Le modèle Taxipp, actuellement développé au sein de l’Institut des politiques publiques (IPP)[1], est un modèle de micro-simulation socio-fiscal, qui vise à simuler les prélèvements obligatoires (cotisations sociales salariales, prélèvements sociaux, impôt sur le revenu, etc.) et les prestations sociales (prestations familiales, aides au logement, minima sociaux) à destination des ménages en France. Il s’agit d’un outil qui, partant de simulation de politiques socio-fiscales à l’échelle individuelle, permet l’évaluation de réformes du point de vue des finances publiques, de la redistribution et du comportement des ménages. Cet article vise à donner un aperçu des objectifs et du fonctionnement du modèle, dont le développement de long terme a vocation à être mobilisé par l’ensemble de la communauté scientifique travaillant sur le système redistributif français.

Qu’est-ce qu’un modèle de micro-simulation socio-fiscal ?

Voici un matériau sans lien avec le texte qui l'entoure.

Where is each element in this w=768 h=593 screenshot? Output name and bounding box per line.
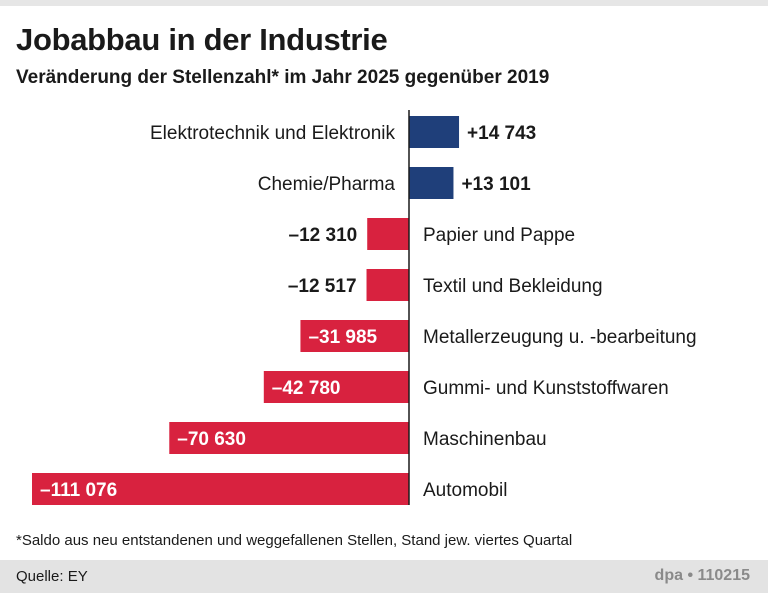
value-label-3: –12 517 [288,276,357,297]
category-label-2: Papier und Pappe [423,225,575,246]
value-label-1: +13 101 [461,174,531,195]
category-label-7: Automobil [423,480,508,501]
value-label-6: –70 630 [177,429,246,450]
value-label-2: –12 310 [289,225,358,246]
source-label: Quelle: EY [16,568,88,585]
bar-4 [300,320,409,352]
bar-chart: Elektrotechnik und Elektronik +14 743 Chem… [32,110,697,505]
category-label-0: Elektrotechnik und Elektronik [150,123,396,144]
bar-2 [367,218,409,250]
bar-3 [366,269,409,301]
value-label-4: –31 985 [308,327,377,348]
category-label-1: Chemie/Pharma [258,174,396,195]
chart-title: Jobabbau in der Industrie [16,22,388,57]
chart-subtitle: Veränderung der Stellenzahl* im Jahr 202… [16,67,550,88]
bar-6 [169,422,409,454]
value-label-0: +14 743 [467,123,536,144]
value-label-7: –111 076 [40,480,117,501]
footnote: *Saldo aus neu entstandenen und weggefal… [16,532,573,549]
category-label-3: Textil und Bekleidung [423,276,603,297]
category-label-6: Maschinenbau [423,429,547,450]
credit-label: dpa • 110215 [654,567,750,584]
footer-bar [0,560,768,593]
top-bar [0,0,768,6]
category-label-5: Gummi- und Kunststoffwaren [423,378,669,399]
bar-7 [32,473,409,505]
value-label-5: –42 780 [272,378,341,399]
bar-5 [263,371,409,403]
category-label-4: Metallerzeugung u. -bearbeitung [423,327,697,348]
bar-1 [409,167,454,199]
bar-0 [409,116,460,148]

Un modèle de micro-simulation consiste à simuler une politique publique à l’échelle des entités micro-économiques (individu, ménage ou entreprise), par opposition au fait de modéliser directement des valeurs agrégées. Ce type d’outils permet d’appréhender directement des sources de complexité de politiques se matérialisant à l’échelle individuelle. D’une part, les politiques publiques peuvent être complexes dans leur structure et s’appliquer selon des critères individuels. D’autre part, elles s’appliquent généralement à une population hétérogène. Enfin, les individus peuvent réagir à une politique publique sur différentes dimensions (choix éducatifs, recherche d’emploi, épargne, etc.), et ces réactions peuvent être de nature très différente selon les caractéristiques des individus.

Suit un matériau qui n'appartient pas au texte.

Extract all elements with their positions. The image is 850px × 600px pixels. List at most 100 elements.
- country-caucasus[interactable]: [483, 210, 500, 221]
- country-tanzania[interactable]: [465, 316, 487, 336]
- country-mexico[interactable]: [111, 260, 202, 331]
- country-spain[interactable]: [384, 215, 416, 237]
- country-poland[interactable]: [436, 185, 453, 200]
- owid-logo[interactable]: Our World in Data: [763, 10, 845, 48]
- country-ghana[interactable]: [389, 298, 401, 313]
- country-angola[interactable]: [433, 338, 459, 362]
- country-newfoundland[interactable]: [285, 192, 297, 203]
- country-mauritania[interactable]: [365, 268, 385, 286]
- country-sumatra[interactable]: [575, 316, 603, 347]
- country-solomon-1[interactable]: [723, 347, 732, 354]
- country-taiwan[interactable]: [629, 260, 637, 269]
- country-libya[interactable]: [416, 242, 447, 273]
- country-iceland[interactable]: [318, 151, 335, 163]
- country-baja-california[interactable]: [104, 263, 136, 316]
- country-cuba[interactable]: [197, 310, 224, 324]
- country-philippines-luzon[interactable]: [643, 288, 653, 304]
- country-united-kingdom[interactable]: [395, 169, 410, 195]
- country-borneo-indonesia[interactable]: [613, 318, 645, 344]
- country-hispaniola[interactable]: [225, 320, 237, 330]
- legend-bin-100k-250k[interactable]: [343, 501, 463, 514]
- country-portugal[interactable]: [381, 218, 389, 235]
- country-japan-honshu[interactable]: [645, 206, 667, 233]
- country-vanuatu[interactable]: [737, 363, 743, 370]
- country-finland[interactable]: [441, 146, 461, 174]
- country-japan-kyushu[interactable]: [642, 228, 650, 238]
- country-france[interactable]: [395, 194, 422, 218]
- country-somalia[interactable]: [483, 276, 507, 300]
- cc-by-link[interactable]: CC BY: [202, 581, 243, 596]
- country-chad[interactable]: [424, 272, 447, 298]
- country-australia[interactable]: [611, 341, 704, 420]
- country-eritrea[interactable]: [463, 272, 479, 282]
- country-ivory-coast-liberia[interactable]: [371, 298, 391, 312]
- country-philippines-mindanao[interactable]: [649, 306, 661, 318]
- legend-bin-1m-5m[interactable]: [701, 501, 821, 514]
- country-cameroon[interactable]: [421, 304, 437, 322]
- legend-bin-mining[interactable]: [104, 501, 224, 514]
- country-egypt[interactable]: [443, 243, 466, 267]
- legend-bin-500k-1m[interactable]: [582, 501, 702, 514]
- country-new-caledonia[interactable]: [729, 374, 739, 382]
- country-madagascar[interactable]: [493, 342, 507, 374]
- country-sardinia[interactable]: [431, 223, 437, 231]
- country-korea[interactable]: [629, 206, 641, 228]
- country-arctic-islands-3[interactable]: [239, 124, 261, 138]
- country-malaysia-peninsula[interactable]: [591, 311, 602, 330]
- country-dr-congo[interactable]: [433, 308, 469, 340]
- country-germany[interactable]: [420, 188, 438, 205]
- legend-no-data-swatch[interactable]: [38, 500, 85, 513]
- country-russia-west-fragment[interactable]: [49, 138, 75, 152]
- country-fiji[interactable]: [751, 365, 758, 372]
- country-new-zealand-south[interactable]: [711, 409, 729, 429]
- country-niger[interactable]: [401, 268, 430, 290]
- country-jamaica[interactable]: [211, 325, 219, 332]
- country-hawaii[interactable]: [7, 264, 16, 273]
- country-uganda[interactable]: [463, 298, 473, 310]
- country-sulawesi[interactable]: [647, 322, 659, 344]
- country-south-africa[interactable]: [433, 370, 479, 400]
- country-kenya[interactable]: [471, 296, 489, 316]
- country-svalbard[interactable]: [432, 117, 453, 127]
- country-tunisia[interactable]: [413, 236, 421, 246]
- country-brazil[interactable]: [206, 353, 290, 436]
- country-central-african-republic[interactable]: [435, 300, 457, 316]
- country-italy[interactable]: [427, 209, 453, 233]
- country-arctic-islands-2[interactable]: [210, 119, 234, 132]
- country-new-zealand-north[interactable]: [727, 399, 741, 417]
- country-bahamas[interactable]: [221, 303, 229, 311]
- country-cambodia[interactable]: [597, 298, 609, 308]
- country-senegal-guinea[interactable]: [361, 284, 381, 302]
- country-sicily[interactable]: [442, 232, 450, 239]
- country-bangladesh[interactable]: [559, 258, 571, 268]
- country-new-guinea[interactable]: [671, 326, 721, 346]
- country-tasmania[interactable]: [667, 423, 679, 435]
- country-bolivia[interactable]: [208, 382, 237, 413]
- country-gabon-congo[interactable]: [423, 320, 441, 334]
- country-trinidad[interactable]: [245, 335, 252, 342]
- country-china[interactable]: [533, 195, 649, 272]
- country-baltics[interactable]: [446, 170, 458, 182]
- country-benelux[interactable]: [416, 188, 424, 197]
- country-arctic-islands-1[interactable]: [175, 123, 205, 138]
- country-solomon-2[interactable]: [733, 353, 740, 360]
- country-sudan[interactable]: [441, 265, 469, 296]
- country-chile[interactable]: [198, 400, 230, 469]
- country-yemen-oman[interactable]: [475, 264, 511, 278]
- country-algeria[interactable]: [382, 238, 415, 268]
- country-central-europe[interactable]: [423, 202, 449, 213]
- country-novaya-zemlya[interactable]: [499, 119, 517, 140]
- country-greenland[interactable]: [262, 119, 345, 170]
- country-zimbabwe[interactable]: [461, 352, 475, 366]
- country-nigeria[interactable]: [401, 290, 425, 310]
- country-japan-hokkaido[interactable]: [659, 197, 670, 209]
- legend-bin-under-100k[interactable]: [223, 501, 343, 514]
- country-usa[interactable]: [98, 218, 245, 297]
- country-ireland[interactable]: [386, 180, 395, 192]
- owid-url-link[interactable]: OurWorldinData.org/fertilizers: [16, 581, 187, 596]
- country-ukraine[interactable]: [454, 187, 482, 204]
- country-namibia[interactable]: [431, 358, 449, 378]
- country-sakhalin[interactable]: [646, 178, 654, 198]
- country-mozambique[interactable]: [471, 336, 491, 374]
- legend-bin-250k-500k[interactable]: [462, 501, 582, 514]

Un modèle de micro-simulation socio-fiscal comporte trois ingrédients, à l’image des trois dimensions de complexité susmentionnées. Le premier est un simulateur socio-fiscal permettant de calculer l’ensemble des prélèvements obligatoires et prestations sociales pour un ménage donné compte-tenu de ses caractéristiques, en intégrant l’ensemble des interactions entre les dispositifs sociaux-fiscaux modélisés (par exemple, les prestations sociales sous condition de ressources dépendent généralement des revenus fiscaux et, donc, de l’impôt sur le revenu). Ce simulateur doit pouvoir modéliser la législation existante ainsi que des législations alternatives. Le deuxième ingrédient est une base de données qui contient, pour chaque individu d’une population représentative de la population d’intérêt, le maximum de caractéristiques parmi celles dont dépendent les prélèvements obligatoires et prestations sociales couvertes par le simulateur. Ces deux éléments combinés permettent d’obtenir pour chaque individu d’une population ses prélèvements et prestations sous le système actuel comme sous n’importe quel autre système alternatif, et ainsi d’en déduire deux types d’effets d’une réforme socio-fiscale : ses effets budgétaires (effets sur les dépenses et recettes publiques), et ses effets redistributifs (la manière dont sont affectés les différents types d’individus). Le troisième ingrédient est un module comportemental ou ensemble de modules comportementaux. Un tel module consiste soit à appliquer des réactions comportementales compte tenu de la connaissance existante sur ces réactions (par exemple, les effets d’une réforme de la fiscalité du capital compte tenu de ce que l’on sait sur l’impact de  cette fiscalité sur les revenus du capital, par exemple la mise en place de la flat-tax sur les dividendes[2]), voire également à évaluer de tels effets, en utilisant le modèle pour estimer la manière dont chaque individu était potentiellement affecté par une réforme et en confrontant cette estimation à l’évolution observée des comportements de chacun de ces individus[3].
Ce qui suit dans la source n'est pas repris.